Calmants : Les analgésiques servent à réduire la douleur en emmenant une relaxation plutôt artificielle, qui rend cette dernière plus tolérable. Ils favorisent une détente entre les contractions et aident la mère à se sentir plus à l’aise. Le calmant (démérol, Nubin, morphine) peut être administré par injection intraveineuse ou intramusculaire. L’administration de calmants peut occasionner chez la femme des étourdissements, de l’euphorie et des nausées. Ils peuvent également faire baisser la pression artérielle. Utilisés trop tôt, moins de 3 cm, ils peuvent ralentir le travail alors que trop tard, plus de 7cm, ils peuvent affecter le réflexe de succion du nouveau-né jusqu’à provoquer une dépression respiratoire et même parfois des troubles cérébraux mineurs.

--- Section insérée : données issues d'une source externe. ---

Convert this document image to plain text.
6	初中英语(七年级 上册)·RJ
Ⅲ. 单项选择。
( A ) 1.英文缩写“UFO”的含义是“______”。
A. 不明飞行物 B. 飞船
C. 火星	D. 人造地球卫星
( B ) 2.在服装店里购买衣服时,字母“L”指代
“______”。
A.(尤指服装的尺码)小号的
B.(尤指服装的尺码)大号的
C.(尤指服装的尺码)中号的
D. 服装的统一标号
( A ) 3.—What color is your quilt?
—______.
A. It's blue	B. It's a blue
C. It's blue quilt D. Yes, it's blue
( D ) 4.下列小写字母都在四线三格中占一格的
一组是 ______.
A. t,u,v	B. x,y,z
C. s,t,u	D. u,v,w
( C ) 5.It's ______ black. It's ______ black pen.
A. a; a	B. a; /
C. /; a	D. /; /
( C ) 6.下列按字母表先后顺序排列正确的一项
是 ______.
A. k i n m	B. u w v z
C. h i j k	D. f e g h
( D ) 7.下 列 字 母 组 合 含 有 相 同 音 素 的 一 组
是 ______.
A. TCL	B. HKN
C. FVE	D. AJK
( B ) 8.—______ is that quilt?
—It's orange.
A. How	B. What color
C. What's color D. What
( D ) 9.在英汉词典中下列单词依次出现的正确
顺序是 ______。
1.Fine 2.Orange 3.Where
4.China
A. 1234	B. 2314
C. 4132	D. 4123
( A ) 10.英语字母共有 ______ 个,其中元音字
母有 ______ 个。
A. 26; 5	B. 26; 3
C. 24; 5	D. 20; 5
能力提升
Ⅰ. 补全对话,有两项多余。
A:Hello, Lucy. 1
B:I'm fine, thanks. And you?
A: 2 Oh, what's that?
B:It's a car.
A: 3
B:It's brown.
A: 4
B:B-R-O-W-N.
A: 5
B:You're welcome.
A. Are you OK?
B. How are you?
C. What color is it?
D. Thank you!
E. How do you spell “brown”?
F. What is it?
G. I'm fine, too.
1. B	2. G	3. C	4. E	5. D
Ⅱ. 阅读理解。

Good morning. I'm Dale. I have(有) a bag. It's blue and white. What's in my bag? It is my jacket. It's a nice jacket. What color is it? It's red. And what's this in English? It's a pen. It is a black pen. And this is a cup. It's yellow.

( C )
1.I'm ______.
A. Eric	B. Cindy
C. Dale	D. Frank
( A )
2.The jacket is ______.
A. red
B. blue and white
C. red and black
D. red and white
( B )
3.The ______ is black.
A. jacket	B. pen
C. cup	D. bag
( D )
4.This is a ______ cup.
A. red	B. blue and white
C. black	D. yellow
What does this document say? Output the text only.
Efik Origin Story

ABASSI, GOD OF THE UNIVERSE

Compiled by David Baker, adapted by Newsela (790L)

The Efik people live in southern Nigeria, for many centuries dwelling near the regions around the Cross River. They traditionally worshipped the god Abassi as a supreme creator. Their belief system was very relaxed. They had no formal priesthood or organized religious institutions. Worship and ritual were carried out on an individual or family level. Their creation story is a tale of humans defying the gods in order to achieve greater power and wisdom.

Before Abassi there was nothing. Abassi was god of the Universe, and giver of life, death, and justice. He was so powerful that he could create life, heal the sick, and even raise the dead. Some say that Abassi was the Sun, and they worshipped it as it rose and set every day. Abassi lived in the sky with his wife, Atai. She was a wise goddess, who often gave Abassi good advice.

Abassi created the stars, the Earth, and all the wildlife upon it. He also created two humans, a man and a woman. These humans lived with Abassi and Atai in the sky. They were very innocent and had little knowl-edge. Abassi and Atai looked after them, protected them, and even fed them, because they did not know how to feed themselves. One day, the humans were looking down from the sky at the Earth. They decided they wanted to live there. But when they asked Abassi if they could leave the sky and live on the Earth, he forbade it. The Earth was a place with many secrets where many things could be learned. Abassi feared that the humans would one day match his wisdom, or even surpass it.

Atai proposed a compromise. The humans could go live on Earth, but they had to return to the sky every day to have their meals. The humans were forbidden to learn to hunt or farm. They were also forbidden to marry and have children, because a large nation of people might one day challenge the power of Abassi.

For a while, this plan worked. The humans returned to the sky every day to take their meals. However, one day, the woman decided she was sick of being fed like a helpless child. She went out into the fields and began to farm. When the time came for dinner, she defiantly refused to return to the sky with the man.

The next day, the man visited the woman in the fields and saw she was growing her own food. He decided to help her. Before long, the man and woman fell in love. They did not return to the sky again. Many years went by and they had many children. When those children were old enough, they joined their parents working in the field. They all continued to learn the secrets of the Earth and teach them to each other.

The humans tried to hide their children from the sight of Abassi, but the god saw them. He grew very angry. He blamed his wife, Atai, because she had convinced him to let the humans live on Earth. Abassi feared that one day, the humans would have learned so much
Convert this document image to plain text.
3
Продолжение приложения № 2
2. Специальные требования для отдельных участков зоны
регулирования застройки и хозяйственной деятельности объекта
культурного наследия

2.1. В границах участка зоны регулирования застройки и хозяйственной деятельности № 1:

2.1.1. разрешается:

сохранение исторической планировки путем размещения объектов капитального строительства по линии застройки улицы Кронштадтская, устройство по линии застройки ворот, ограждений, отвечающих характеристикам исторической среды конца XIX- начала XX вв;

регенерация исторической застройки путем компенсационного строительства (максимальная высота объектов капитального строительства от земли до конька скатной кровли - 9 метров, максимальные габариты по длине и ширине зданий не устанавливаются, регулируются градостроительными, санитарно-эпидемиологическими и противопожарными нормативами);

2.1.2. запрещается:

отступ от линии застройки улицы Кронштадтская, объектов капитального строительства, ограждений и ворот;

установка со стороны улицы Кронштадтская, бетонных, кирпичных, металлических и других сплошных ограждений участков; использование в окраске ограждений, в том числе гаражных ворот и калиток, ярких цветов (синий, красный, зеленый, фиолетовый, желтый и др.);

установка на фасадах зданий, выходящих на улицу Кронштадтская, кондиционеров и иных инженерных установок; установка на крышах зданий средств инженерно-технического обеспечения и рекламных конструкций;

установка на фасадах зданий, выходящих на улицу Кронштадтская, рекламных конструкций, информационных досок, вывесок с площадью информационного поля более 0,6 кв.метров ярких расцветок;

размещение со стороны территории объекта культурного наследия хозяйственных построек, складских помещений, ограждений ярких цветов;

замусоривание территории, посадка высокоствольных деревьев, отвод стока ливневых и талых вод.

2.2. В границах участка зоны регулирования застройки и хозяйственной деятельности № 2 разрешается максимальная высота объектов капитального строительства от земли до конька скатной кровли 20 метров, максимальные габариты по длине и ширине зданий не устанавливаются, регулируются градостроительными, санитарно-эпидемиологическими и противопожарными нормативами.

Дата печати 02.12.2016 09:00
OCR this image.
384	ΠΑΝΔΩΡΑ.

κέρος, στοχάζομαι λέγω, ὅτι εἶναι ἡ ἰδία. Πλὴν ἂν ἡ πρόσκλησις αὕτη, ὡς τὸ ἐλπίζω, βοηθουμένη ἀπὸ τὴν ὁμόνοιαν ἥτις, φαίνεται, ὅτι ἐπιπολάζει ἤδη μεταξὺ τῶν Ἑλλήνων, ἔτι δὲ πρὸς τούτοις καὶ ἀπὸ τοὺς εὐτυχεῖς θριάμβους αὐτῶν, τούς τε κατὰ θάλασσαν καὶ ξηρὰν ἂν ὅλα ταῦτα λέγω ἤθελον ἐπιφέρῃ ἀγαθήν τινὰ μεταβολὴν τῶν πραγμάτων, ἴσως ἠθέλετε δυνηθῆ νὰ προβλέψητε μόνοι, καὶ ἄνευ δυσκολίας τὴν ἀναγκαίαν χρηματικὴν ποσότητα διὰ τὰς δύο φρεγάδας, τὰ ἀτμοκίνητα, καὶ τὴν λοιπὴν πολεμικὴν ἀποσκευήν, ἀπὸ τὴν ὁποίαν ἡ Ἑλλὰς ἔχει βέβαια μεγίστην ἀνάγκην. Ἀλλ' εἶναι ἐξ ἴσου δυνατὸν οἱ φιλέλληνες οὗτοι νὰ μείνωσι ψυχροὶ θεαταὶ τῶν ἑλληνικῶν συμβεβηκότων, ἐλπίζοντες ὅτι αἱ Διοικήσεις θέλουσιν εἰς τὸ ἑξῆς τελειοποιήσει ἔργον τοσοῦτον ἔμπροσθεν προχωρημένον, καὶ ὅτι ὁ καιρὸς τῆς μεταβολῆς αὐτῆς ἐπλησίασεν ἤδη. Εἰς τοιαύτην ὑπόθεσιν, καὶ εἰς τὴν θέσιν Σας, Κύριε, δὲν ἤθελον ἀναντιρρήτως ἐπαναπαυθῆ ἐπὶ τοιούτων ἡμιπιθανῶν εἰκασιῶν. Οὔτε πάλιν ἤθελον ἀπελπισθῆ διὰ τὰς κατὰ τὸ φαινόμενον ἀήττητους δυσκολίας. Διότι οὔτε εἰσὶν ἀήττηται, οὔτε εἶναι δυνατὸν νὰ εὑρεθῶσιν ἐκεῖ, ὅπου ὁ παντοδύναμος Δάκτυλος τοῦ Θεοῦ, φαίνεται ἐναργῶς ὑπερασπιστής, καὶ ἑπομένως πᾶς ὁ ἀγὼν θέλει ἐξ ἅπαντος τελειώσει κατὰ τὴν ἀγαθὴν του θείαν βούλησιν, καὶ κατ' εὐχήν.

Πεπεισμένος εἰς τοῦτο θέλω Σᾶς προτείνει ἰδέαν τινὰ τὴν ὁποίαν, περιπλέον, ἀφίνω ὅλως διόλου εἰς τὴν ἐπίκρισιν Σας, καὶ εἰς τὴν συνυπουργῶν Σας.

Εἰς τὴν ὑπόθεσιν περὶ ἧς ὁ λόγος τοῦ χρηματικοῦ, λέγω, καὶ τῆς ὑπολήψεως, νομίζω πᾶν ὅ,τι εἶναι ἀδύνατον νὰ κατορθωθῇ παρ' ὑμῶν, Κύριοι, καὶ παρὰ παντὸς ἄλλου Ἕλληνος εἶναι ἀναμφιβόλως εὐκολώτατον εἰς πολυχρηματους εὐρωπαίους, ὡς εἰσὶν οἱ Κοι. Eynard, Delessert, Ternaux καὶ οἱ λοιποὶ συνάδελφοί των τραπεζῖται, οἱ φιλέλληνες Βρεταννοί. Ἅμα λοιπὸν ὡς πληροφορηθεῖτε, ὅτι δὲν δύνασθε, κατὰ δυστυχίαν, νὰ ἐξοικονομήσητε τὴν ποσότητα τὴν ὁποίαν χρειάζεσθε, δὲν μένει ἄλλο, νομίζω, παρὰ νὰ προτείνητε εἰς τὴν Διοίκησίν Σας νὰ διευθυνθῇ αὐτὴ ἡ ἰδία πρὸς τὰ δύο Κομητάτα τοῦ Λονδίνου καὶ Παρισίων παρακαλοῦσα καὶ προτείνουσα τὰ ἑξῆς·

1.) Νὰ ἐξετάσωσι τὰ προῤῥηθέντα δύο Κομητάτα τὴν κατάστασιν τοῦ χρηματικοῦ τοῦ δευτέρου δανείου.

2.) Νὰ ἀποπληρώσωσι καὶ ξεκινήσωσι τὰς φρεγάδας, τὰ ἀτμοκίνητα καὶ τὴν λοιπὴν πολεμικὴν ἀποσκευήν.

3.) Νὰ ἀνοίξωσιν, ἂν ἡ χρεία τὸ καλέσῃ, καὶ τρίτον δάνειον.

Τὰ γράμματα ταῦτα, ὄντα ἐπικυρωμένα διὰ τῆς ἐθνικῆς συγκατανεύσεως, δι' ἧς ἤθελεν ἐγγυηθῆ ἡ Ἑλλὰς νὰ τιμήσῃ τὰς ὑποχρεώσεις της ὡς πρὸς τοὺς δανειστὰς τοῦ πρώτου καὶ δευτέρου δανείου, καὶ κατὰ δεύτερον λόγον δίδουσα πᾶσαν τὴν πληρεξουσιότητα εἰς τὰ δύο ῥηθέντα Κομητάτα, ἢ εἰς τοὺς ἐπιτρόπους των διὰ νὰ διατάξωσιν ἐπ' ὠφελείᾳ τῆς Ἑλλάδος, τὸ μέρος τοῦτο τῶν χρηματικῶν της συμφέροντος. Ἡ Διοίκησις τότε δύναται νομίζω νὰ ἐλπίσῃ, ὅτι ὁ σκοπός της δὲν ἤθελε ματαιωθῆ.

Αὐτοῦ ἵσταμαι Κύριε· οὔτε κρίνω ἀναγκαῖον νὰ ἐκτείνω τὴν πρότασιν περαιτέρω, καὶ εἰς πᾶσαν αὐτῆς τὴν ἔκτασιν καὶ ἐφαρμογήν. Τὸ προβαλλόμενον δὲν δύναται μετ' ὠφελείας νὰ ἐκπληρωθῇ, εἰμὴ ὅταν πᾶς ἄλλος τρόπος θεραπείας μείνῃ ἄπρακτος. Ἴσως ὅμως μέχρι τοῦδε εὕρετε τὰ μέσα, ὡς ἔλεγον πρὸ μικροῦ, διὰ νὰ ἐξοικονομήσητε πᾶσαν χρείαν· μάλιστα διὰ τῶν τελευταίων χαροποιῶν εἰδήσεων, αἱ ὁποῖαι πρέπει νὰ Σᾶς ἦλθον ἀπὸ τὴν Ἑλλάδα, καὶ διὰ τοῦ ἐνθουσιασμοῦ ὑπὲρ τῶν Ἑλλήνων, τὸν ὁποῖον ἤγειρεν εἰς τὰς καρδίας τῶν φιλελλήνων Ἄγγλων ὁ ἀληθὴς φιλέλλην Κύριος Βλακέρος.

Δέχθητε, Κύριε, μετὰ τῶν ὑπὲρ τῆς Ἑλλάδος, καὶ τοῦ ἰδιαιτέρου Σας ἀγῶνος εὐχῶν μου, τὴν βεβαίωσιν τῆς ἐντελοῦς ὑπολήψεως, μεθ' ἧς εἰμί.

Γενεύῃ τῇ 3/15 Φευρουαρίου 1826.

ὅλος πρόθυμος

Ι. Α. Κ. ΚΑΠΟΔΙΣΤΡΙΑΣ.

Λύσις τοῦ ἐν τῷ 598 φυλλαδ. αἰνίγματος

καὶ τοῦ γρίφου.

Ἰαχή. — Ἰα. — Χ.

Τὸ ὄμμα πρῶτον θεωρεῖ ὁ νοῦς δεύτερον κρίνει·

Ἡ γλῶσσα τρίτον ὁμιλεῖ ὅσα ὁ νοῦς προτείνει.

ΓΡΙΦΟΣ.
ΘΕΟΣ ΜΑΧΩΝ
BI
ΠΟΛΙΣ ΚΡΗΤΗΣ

Désavantage : L’administration de calmants peut occasionner chez la femme des étourdissements, de l’euphorie et de la nausée. Ils peuvent également faire baisser sa pression artérielle. Utilisés trop tôt, ils peuvent ralentir le travail (-3 cm) alors que trop tard (+ 7cm), ils peuvent affecter le réflexe de succion du nouveau-né jusqu’à provoquer une dépression respiratoire et même parfois des troubles cérébraux mineurs.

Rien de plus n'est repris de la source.